Florida Blue started its diabetes program in 2014 and offers it to clients enrolled in individual insurance coverage.

Oscar has begun selling his diabetes plan in individual markets in several states for 2022 and may consider adding plans for other chronic health problems.

In his coverage of diabetes, Oscar appoints two care managers to help patients navigate the health care system. It also waives private patient costs for eye and foot exams and primary care doctor visits and limits insulin costs by $100 per month.

Amin said they believe this approach can improve health even in advanced cases just by making it easier to get regular care.

“Even if someone has amputations or they have a heart attack or stroke… you get them on the right combination of medications, you get them to communicate with their primary care doctor, and you can actually change the situation,” he said. .

Another insurer, Cigna, offers an individualized insurance plan designed specifically for diabetics for 2022. It is also introducing for the first time a plan targeting customers with specific breathing disorders, waiving patient-specific deductibles on supplies such as oxygen tanks.

“There are a lot of people out there who just don’t manage their circumstances, and a lot of times it’s about affordability,” said Lisa Love, CEO of Cigna. “If you can’t afford your prescription, you probably don’t have the motivation to go see your doctor.”

The annual registration window in which people can purchase coverage for 2022 ends on Saturday in most states.

Outside of the individual insurance market, more and more insurance companies are beginning to provide assistance in managing care for people who have coverage through their employer. Humana, for example, is working with Virta Health to offer a program that uses nutritional therapy and telemedicine to try to reverse type 2 diabetes.

Benefits experts anticipate that these programs will become more common and grow more comprehensive by addressing other conditions. People often have more than one chronic condition and need help dealing with anxiety or depression, too, noted Stephen Neuldner, executive director with benefits consultant Mercer.

Employers are not only interested in cutting costs.
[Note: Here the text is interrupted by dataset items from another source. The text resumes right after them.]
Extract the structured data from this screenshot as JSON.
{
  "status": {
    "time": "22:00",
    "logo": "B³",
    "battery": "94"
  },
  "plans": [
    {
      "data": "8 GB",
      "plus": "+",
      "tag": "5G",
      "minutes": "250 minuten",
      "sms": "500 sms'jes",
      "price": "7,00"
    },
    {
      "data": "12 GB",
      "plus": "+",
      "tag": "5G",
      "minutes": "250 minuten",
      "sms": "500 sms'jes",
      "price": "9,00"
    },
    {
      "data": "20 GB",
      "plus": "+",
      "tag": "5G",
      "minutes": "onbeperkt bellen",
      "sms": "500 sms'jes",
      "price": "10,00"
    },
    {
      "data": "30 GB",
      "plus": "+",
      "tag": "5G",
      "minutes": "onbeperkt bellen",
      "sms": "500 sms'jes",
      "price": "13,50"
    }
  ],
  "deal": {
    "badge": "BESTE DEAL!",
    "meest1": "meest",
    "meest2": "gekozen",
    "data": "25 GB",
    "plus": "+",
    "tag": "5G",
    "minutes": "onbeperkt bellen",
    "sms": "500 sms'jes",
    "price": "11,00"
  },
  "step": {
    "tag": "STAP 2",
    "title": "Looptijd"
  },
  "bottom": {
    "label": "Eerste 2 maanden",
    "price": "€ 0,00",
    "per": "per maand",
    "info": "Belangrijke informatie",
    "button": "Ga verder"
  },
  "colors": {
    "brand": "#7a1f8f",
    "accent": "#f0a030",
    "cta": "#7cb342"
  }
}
Neweldner noted that programs can help attract and keep workers.

They relax employers, too, said Paul Fronstein, an economist at the Employee Benefits Research Institute.
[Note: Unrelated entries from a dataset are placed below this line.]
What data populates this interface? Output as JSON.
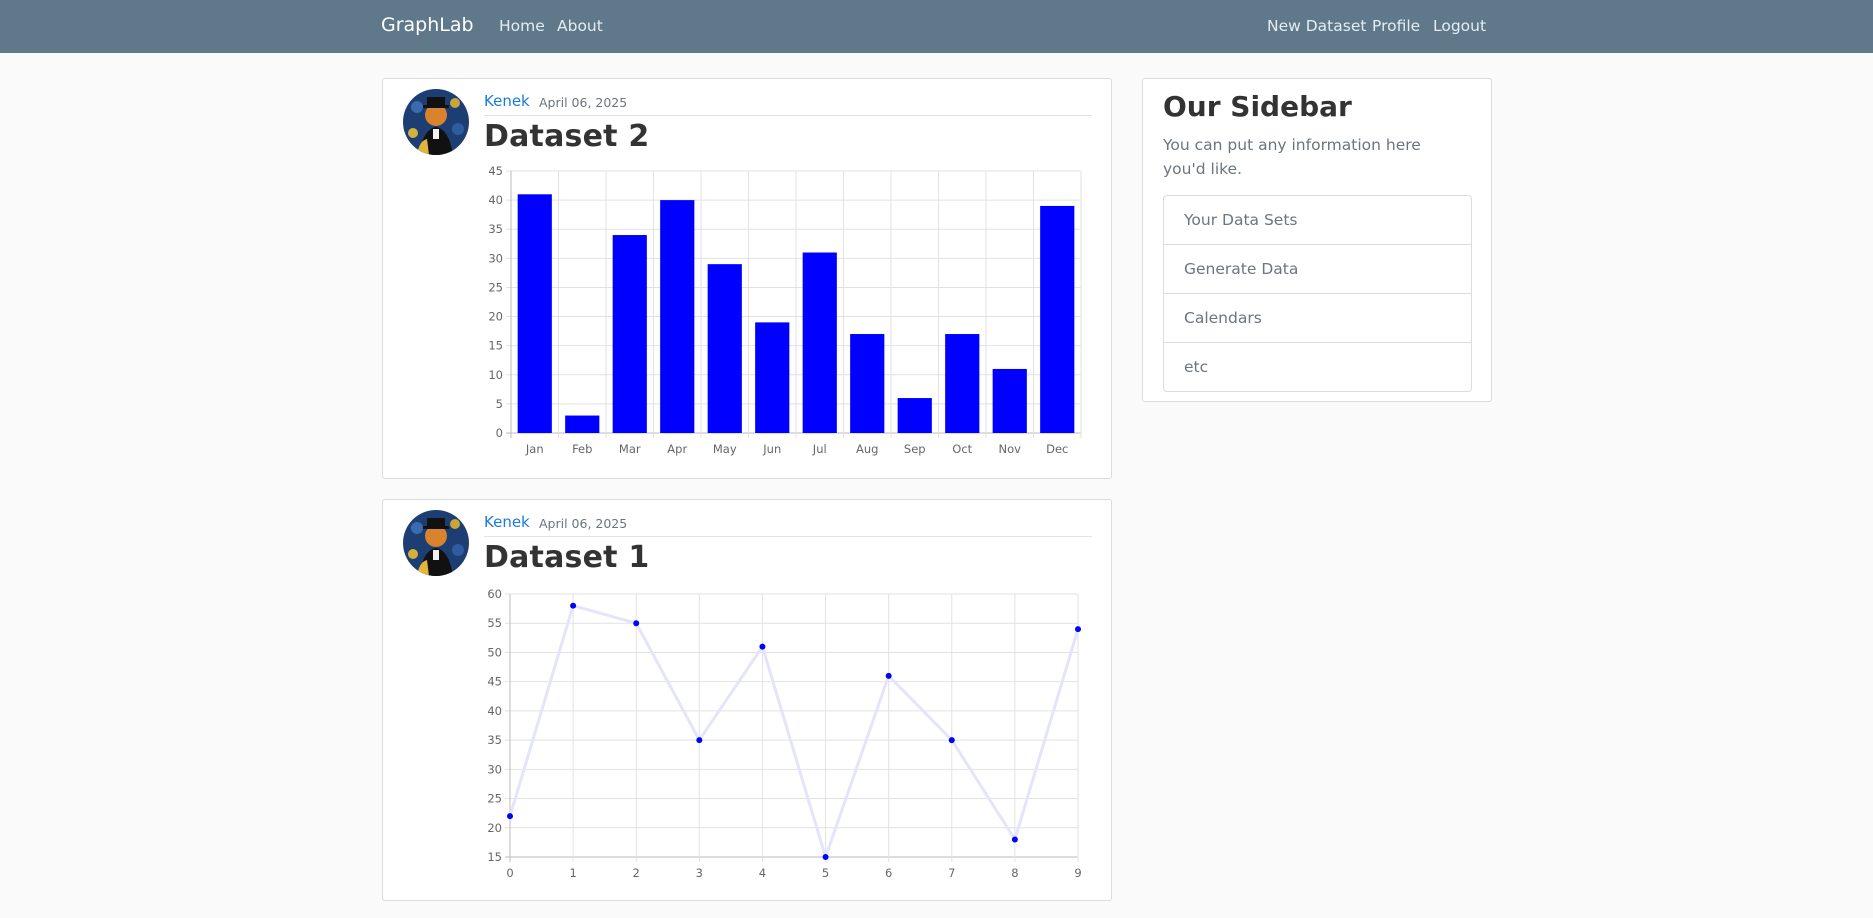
{
  "nav": {
    "brand": "GraphLab",
    "left_links": [
      "Home",
      "About"
    ],
    "right_links": [
      "New Dataset",
      "Profile",
      "Logout"
    ]
  },
  "posts": [
    {
      "author": "Kenek",
      "date": "April 06, 2025",
      "title": "Dataset 2",
      "chart_data": {
        "type": "bar",
        "categories": [
          "Jan",
          "Feb",
          "Mar",
          "Apr",
          "May",
          "Jun",
          "Jul",
          "Aug",
          "Sep",
          "Oct",
          "Nov",
          "Dec"
        ],
        "values": [
          41,
          3,
          34,
          40,
          29,
          19,
          31,
          17,
          6,
          17,
          11,
          39
        ],
        "ylim": [
          0,
          45
        ],
        "yticks": [
          0,
          5,
          10,
          15,
          20,
          25,
          30,
          35,
          40,
          45
        ],
        "grid": true,
        "color": "#0000ff"
      }
    },
    {
      "author": "Kenek",
      "date": "April 06, 2025",
      "title": "Dataset 1",
      "chart_data": {
        "type": "line",
        "x": [
          0,
          1,
          2,
          3,
          4,
          5,
          6,
          7,
          8,
          9
        ],
        "values": [
          22,
          58,
          55,
          35,
          51,
          15,
          46,
          35,
          18,
          54
        ],
        "ylim": [
          15,
          60
        ],
        "yticks": [
          15,
          20,
          25,
          30,
          35,
          40,
          45,
          50,
          55,
          60
        ],
        "grid": true,
        "point_color": "#0000ff",
        "line_color": "#e4e4fa"
      }
    }
  ],
  "sidebar": {
    "title": "Our Sidebar",
    "text": "You can put any information here you'd like.",
    "items": [
      "Your Data Sets",
      "Generate Data",
      "Calendars",
      "etc"
    ]
  }
}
“The fear is that your diabetics don’t take insulin, they have complications and end up in the emergency room,” Fronstein said. “Not only are your costs going up, your employees are out of work.”

Asheville, North Carolina, was at the forefront of this push more than 20 years ago when I started the Diabetes Care Management Program. He commissioned specially trained pharmacists to assist city employees.
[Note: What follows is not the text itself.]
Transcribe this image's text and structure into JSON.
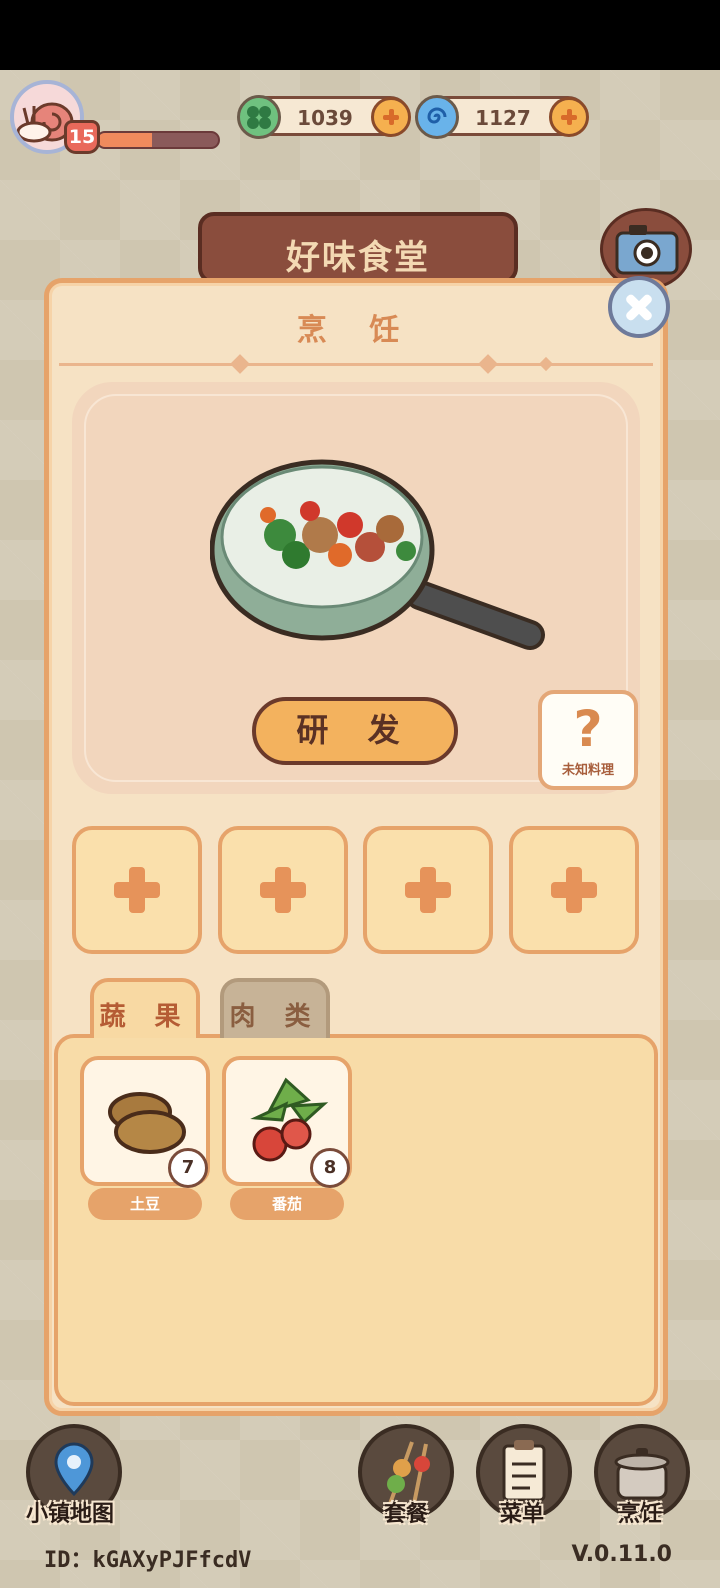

Barry Banting, the pharmacist who ran the project for several years, said they met with their patients once a month to review medications, monitor blood pressure and answer questions.

The city also cut some expenses to make it easier for employees to get care. Bunting said the “low-tech, high-touch” approach worked. Research into the program found that for every dollar Asheville spent, the city recovered $4 in reduced health care costs.

The program has since been replicated in other cities. One of the main reasons for its success, Bunting said, is regular patient-pharmacist contact.

He said, “Accountability is really the key, knowing someone is going to ask you, ‘How are you? ”


The Associated Press’s Department of Health and Science receives support from the Howard Hughes Medical Institute’s Division of Science Education. AP is solely responsible for all content.